There is a lot of refraction. Note that not just the shape of the rising Moon but the alignments of the consecutive images change. The lowest two do not align with the upper images. The very low, highly refracted rising Moon "scoots" sideways a tidge as it moves through the first degree or two above the horizon, then things get more familiar.
Later that same night:
28mm. Jupiter at top.
TMB92SS, 10s, ISO 3200.
My deep-sky photos are made with a variety of sensors and optics. Deepest images come now from a ZWO ASI1600MM Cooled Pro CMOS camera, an ASIair (model 1) and sometimes one of several laptops.
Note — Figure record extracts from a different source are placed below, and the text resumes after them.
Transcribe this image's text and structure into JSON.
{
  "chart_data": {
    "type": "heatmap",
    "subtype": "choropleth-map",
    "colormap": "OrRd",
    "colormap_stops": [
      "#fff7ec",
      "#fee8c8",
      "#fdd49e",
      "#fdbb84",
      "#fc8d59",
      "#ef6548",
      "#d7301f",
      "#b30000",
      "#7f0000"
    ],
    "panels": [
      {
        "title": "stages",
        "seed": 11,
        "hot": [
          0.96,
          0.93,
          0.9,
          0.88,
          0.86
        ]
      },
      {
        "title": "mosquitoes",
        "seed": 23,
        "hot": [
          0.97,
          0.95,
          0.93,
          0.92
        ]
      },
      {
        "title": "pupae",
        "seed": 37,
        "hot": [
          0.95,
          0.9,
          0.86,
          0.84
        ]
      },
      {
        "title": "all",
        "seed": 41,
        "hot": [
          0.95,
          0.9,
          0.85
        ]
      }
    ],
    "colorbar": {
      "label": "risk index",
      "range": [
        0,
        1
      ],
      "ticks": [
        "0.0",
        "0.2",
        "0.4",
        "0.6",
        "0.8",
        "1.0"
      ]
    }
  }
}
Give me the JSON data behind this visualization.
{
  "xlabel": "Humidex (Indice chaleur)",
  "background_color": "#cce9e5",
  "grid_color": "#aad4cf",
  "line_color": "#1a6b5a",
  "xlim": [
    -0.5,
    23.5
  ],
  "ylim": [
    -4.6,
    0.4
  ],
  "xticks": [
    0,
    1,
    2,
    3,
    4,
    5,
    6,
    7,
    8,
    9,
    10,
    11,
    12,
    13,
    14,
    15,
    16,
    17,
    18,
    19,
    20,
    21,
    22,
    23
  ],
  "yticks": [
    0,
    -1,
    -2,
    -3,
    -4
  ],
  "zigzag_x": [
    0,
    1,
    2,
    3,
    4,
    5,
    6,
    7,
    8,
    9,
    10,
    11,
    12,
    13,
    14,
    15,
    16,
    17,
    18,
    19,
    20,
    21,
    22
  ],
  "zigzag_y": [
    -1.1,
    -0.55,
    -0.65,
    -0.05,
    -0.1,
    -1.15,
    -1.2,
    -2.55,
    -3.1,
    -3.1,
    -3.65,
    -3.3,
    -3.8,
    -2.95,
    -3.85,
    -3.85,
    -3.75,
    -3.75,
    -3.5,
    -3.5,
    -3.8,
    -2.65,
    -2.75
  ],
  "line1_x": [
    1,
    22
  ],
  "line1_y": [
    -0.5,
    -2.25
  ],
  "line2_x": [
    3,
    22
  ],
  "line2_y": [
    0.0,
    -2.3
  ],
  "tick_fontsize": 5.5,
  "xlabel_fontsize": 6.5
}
A good many images come from an unmodded Canon 6D but a lot more will be coming from an R6. Video and video extracts begin in a Canon EOS M, usually running in crop mode via Magic Lantern firmware (but the 6D and especially the R6 will probably see more use). Telescopes include an AT10RC, an Orion 10" F4 Newtonian, and a pair of apochromats: a TMB92SS and a AT65EDQ. A very early Astro-Physics 5" F6 gets some use, too. So do lots of camera lenses on both the ASI1600 and on the Canons. A solar Frankenscope made using a 90mm F10 Orion achromat and the etalon, relay optics, and focuser from a Lunt 60 feeding a small ZWO camera will see more action as the Sun comes back to life (Autostakkart!3 is my current fav for image stacking). Mounts include an iOpton SkyTracker (original model), a bargain LXD-55, a Losmandy G11 (492 Digital Drive), and an Astro-Physics Mach1. PixInsight does most of the heavy lifting; Photoshop polishes. Some of the toys are more or less permanently based in New Mexico. I desperately hope to get back soon.